除了使用Stax(确实有意义)之外,使用StaxMate(http://staxmate.codehaus.org/Tutorial)可能更容易。只需创建2个SMInputCursors和子游标即可。然后典型的合并排序与2个游标。类似于以递归 - 下降方式遍历DOM文档。



So, you're only interested in merging the 'results' elements? Everything else is ignored? The fact that input0 has an and input1 has an and the expected result has an seems to suggest this.

那么,你只对合并'结果'元素感兴趣吗?其他一切都被忽略了? input0具有 并且input1具有 并且预期结果具有 的事实似乎暗示了这一点。

If you're not worried about scaling and you want to solve this problem quickly then I would suggest writing a problem-specific bit of code that uses a simple library like JDOM to consider the inputs and write the output result.


Attempting to write a generic tool that was 'smart' enough to handle all of the possible merge cases would be pretty time consuming - you'd have to expose a configuration capability to define merge rules. If you know exactly what your data is going to look like and you know exactly how the merge needs to be executed then I would imagine your algorithm would walk each XML input and write to a single XML output.

尝试编写一个“智能”足以处理所有可能的合并情况的通用工具将非常耗时 - 您必须公开配置功能来定义合并规则。如果你确切知道你的数据是什么样的,并且你确切知道合并需要如何执行,那么我会想象你的算法会遍历每个XML输入并写入单个XML输出。

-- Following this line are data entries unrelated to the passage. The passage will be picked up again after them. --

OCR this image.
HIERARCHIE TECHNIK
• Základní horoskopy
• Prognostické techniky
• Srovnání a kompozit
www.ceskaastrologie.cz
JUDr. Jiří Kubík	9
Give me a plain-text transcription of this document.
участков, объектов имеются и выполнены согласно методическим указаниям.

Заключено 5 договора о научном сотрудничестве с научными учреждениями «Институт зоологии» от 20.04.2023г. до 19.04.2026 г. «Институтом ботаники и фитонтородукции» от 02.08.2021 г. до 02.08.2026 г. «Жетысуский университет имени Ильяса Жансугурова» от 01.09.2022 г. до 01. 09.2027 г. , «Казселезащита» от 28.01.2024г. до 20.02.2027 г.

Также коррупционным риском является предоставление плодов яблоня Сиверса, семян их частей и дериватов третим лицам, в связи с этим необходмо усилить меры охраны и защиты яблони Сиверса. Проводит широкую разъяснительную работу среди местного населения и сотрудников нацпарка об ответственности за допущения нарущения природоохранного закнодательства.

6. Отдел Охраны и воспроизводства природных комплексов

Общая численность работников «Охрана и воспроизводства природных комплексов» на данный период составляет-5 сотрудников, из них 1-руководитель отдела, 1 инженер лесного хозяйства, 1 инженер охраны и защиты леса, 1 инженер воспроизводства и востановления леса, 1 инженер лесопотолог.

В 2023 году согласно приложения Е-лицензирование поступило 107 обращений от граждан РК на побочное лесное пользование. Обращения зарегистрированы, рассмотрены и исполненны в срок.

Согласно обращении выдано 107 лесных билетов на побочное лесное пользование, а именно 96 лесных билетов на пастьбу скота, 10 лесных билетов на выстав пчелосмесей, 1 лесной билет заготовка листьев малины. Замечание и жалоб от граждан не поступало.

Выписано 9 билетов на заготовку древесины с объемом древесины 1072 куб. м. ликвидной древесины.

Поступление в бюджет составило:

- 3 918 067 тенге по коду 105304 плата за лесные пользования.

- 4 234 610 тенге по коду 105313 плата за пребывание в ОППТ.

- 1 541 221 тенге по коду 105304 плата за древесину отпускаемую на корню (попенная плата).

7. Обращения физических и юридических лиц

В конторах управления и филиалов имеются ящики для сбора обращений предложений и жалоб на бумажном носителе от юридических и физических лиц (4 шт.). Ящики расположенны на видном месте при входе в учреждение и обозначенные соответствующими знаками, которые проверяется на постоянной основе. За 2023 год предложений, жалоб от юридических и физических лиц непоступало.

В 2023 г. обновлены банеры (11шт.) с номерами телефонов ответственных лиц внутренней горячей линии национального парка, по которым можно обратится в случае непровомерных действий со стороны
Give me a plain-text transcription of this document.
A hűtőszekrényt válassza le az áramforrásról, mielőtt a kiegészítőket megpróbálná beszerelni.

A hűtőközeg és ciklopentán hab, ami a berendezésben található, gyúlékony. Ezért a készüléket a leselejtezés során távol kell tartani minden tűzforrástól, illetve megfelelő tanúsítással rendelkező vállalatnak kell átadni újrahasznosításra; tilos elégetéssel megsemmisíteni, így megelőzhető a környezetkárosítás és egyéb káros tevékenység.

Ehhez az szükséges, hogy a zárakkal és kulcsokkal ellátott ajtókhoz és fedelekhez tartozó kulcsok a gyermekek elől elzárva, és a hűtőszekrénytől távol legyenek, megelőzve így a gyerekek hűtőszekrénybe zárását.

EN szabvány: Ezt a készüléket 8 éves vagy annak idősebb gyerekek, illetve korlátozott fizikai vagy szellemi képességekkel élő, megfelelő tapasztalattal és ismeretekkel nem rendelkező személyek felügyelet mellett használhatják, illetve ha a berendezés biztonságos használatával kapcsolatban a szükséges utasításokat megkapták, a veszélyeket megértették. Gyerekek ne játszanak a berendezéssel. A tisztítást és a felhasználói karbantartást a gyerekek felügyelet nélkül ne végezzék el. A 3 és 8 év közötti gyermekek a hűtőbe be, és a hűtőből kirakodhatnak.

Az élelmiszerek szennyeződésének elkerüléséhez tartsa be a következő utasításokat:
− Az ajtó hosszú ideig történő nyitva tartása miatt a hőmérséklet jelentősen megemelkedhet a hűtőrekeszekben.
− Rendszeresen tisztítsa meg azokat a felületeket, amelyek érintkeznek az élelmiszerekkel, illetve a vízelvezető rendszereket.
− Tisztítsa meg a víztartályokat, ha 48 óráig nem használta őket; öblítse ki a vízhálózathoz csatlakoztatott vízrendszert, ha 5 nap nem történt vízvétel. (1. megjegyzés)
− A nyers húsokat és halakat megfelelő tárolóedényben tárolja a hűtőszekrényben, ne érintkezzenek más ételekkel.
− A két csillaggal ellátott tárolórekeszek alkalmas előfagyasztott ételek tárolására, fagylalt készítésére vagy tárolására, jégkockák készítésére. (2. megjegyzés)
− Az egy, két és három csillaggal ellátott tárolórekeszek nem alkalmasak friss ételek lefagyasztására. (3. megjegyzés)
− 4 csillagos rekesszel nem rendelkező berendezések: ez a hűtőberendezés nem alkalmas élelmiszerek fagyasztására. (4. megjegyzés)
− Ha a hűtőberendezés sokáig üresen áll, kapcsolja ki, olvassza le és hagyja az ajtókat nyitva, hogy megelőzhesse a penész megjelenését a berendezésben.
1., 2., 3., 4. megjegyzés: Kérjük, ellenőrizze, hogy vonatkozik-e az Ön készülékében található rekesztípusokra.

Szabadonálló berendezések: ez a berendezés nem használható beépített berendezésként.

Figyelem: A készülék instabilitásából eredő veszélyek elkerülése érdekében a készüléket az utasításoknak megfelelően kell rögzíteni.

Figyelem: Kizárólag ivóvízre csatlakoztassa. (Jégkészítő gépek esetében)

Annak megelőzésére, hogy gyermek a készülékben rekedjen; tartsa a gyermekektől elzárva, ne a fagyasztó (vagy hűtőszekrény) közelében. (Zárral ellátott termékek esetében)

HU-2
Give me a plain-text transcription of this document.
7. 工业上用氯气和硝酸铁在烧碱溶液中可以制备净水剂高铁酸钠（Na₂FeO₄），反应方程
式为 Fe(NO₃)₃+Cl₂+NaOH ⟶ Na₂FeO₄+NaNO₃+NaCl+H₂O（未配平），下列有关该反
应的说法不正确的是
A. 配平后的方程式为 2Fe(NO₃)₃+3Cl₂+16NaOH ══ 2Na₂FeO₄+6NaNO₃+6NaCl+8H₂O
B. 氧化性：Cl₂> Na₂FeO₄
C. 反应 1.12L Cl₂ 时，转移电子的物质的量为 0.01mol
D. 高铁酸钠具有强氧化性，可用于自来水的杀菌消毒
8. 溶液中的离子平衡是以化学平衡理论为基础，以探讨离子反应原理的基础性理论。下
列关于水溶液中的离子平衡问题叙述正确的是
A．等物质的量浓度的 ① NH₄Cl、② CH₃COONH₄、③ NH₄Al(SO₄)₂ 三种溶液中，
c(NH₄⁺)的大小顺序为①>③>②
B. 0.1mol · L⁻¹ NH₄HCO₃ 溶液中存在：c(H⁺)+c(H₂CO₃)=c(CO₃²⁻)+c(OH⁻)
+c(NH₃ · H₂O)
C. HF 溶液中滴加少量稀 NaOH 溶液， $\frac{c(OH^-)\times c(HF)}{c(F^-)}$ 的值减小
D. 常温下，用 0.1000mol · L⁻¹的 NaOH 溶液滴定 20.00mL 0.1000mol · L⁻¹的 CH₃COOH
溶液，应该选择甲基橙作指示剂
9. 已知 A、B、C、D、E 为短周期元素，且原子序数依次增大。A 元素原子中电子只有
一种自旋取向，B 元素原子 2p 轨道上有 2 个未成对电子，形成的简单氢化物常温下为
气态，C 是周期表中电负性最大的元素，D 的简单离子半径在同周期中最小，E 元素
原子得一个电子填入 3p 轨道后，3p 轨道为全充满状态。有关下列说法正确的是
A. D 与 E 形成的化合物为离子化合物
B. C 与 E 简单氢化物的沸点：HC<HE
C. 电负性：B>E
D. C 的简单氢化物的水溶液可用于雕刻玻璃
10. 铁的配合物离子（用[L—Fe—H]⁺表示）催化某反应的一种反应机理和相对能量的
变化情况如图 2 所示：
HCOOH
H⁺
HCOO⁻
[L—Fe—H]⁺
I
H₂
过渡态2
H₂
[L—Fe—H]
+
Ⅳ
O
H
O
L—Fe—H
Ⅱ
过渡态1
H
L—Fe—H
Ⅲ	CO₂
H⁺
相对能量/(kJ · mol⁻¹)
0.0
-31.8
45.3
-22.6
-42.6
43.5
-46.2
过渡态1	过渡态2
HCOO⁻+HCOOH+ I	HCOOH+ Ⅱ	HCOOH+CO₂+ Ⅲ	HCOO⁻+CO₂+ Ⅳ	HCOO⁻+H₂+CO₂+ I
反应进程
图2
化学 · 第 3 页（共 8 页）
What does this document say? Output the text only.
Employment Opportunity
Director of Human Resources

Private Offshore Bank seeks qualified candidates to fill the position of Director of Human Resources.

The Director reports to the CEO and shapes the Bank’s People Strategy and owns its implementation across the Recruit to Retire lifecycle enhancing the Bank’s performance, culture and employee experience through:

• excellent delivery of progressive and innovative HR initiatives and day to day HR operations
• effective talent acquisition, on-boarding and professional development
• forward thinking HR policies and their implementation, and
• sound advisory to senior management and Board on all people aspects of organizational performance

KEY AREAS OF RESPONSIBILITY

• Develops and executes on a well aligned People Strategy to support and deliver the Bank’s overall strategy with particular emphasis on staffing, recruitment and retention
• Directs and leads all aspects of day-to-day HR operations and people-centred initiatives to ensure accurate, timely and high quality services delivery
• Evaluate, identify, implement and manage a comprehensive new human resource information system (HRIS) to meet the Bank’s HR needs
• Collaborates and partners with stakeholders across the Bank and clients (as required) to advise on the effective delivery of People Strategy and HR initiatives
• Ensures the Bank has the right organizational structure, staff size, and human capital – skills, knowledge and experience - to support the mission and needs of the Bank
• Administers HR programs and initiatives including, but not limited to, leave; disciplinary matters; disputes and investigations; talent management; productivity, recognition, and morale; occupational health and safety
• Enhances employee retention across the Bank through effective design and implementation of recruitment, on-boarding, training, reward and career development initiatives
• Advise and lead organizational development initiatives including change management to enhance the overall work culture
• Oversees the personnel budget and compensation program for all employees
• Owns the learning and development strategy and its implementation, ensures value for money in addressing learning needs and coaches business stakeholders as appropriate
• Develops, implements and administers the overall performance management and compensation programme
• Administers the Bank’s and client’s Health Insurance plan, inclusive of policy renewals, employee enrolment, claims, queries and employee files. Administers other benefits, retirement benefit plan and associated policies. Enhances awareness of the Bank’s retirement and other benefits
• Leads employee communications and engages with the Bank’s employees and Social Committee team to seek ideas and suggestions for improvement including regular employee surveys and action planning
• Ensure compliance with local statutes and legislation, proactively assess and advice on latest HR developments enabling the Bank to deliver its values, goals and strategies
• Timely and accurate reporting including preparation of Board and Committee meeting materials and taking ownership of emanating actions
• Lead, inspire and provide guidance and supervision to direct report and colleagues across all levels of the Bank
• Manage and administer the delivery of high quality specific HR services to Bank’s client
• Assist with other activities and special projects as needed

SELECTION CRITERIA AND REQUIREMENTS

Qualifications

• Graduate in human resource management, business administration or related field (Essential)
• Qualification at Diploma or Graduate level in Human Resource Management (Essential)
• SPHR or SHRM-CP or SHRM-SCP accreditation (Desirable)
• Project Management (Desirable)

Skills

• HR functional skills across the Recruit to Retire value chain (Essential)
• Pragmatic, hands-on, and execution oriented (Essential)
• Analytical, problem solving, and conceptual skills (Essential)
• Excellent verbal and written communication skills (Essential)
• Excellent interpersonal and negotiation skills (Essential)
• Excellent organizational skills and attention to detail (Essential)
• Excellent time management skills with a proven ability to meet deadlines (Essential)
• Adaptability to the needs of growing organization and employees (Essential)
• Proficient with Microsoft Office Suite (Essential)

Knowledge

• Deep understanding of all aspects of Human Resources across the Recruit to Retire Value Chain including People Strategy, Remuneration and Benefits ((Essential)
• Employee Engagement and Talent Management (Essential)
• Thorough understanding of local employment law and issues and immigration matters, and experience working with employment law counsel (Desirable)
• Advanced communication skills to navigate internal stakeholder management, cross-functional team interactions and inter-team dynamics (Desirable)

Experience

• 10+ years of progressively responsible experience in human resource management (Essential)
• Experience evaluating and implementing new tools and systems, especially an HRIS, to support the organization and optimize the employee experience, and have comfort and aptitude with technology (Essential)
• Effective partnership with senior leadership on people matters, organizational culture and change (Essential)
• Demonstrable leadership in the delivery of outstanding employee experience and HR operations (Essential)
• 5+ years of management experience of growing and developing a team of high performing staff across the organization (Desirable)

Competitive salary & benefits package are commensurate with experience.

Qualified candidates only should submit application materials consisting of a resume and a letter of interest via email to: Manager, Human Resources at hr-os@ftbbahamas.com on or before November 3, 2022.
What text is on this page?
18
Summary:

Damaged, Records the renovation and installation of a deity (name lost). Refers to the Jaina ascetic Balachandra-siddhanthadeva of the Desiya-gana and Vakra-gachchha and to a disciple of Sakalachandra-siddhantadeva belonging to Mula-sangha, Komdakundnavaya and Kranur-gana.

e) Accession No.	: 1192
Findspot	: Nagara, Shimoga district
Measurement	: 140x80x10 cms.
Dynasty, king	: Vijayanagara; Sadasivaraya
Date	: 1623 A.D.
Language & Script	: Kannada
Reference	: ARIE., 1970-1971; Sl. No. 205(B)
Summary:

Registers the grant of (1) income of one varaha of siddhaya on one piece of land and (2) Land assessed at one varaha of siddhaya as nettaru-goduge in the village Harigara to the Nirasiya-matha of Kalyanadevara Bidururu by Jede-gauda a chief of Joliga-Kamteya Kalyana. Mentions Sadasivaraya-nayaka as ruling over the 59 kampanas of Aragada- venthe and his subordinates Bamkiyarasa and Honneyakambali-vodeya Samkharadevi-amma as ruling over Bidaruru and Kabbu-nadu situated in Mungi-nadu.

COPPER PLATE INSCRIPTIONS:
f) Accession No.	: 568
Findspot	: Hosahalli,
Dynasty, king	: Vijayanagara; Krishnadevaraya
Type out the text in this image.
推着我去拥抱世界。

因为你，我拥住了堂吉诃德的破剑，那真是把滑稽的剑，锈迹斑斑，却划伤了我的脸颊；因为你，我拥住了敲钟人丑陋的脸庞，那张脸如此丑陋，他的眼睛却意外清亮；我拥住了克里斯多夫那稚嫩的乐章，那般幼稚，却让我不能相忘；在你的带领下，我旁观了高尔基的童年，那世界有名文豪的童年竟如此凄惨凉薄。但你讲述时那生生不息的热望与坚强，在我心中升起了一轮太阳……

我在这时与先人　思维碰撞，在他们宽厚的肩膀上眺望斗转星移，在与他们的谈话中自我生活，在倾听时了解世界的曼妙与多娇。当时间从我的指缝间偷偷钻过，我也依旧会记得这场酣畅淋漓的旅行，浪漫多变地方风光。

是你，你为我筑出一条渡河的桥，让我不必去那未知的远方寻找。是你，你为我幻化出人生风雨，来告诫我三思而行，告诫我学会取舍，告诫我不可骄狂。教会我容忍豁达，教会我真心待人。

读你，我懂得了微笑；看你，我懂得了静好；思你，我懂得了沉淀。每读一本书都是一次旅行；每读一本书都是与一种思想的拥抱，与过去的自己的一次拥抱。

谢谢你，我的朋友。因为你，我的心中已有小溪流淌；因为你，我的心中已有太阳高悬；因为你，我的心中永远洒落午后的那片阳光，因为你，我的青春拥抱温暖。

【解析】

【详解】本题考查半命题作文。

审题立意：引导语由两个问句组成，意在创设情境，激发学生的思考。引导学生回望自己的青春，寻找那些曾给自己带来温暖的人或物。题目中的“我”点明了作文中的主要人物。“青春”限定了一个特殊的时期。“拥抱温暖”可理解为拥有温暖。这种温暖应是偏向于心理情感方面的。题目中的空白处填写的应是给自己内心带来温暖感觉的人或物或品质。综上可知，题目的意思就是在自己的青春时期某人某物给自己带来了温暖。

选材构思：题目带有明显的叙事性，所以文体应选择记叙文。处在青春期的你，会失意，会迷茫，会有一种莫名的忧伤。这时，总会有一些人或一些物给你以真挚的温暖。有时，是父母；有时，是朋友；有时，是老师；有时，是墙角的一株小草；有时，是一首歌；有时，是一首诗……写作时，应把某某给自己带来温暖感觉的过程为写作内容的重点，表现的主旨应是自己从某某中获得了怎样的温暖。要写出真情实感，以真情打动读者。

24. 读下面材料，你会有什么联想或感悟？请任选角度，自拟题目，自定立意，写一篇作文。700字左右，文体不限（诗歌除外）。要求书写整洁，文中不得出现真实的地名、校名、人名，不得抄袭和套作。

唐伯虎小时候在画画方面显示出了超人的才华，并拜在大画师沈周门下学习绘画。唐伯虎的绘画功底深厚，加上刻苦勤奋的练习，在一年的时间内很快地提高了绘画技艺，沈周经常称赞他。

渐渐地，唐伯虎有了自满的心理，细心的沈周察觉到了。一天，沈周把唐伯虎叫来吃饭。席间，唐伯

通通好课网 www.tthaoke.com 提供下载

You can try Dom4J which provides a very good means to extract information using XPath Queries and also allows you to write XML very easily. You just need to play around with the API for a while to do your job




Have you considered just not bothering with parsing the XML "properly" and just treating the files as big long strings and using boring old things such as hash maps and regular expressions...? This could be one of those cases where the fancy acronyms with X in them just make the job fiddlier than it needs to be.


Obviously this does depend a bit on how much data you actually need to parse out while doing the merge. But by the sound of things, the answer to that is not much.